Joe Haldeman: “Wreckage” starts out with a strike against it. Alien names are a difficult challenge, and “Vorxchee” sounds too random. The telepath on a train, trying not to hear the people around her, was a central motif in Silverberg’s Dying Inside — even if the author has never encountered the book, the familiarity is off-putting.

M: Vorxchee, Gesundheit (Gesundheit, Vorxchee... pleased to meetcha!). As names go, I might have gone with “Lewis” or “Bob” instead. Pleasant enough narrative, otherwise. This one has potential, but you should probably change the setting because... well, I didn't catch the similarity as soon as Joe did, but I should have.

Arisia: voted! / Ben-El: 2 / miko: 2 / Ryan J: 2 / xdpaul: 1
Haldeman: 0 / M: 1
Total: 8



“Zombie Funeral” by xdpaul

Mike Resnick: Intriguing title, intriguing description.

Joe Haldeman: “Zombie Funeral” might have something; not enough here to tell. Zombie stories are usually pretty boring, but Rhonda is a promising character.

M: How many times have you heard me say that I absolutely despise zombies? I know I've mentioned it on more than a few occasions. Admit it, you wrote this just to force me to admit that a zombie story could be compelling.

I want to hear Garrison Keillor read this one aloud.

Arisia: 1.5 / Ben-El: 2 / miko: 2 / Ryan J: 3 / xdpaul: voted!
Resnick: 8 / Haldeman: 1 / M: 5
Participation bonus: 2
Total: 24.5


Wrap-up...

Lotsa numbers! What would each judge select, if doing so was an independent decision?

Mike Resnick: The best opening — for me it's not even close — is NOVEL OPENING. Second is ZOMBIE FUNERAL. Third to UNSEEN WORLD (first version). Fourth to BOOK. Let me know if Joe agreed with it, or if we have to defenestrate him.

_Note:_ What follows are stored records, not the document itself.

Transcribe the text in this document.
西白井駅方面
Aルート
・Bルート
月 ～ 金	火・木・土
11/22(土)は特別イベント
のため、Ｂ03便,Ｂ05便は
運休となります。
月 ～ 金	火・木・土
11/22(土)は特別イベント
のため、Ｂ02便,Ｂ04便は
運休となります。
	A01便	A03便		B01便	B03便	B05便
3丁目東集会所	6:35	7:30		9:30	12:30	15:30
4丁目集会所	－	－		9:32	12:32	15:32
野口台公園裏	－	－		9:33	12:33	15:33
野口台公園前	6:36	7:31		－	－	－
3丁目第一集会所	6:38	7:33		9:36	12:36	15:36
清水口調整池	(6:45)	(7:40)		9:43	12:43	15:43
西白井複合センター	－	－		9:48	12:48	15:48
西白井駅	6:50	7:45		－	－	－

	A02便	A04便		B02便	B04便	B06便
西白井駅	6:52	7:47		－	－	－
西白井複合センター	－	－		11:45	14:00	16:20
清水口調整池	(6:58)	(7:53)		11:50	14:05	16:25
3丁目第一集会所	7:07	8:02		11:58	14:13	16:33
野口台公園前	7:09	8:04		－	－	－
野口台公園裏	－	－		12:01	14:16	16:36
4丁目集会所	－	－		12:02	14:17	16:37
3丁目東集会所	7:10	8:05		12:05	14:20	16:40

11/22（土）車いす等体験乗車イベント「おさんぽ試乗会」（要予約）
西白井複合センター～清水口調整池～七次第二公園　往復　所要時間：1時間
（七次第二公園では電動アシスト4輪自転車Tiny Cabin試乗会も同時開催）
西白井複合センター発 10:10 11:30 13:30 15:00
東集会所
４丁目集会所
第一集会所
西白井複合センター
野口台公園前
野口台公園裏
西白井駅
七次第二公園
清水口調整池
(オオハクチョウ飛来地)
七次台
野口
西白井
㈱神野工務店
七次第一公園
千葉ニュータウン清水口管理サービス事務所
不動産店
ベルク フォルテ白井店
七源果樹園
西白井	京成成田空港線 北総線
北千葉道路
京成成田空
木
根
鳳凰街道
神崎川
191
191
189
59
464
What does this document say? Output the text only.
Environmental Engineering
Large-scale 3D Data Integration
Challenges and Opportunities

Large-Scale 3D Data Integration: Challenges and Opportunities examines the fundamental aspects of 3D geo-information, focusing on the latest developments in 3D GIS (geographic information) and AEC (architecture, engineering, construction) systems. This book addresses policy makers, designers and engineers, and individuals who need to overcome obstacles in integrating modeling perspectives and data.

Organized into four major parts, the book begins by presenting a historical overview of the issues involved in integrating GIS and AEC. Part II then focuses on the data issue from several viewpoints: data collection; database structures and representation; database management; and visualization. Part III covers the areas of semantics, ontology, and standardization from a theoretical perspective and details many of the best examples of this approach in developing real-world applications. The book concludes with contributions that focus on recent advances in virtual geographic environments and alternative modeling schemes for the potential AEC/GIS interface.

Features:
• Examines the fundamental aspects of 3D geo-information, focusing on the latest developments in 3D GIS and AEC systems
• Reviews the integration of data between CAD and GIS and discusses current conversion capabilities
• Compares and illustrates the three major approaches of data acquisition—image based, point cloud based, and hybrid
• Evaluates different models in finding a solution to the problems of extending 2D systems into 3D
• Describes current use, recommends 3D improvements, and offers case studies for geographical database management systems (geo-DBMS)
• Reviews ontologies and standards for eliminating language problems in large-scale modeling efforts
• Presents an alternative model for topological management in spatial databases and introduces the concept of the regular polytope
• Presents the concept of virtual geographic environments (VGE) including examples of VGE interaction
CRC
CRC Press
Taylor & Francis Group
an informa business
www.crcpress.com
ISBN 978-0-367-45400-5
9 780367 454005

Joe Haldeman: These were very good, except for the nine or ten that weren't. My favorite is “To Save an Ear,” about tied with “Return to Earth.”

M: I like “Return to Earth” as my first choice, because is it such an interesting hard SF setup. Surprisingly, and despite my avowed dislike of all things related to the undead, I have to give a very close second to “Zombie Funeral.”

Such a narrow gap separates the top four slots (!) that each of them deserves recognition. Good thing Arisia skewed the results with all her fractional voting, or we'd be facing a deadlocked jury.

4th Place: 24.5 points — “Zombie Funeral” by xdpaul

3rd Place: 25.5 points — “To Save an Ear” by Triton

2nd Place: 26.0 points — “Novel Opening” by topher

1st Place: 26.5 points — “Return to Earth” by Ryan J

Congratulations, Ryan J! As winner, you are hereby invited to propose next week's challenge, scheduled to be announced the morning of Friday, 6 May 2011.


Afterword...

So what was the lesson of this challenge? Strive to hook your readership at the earliest opportunity, and allow them struggle on the line if necessary, but do not allow the readers to placidly swim away. If the start of your story is merely inoffensive, it is probably also ineffectual.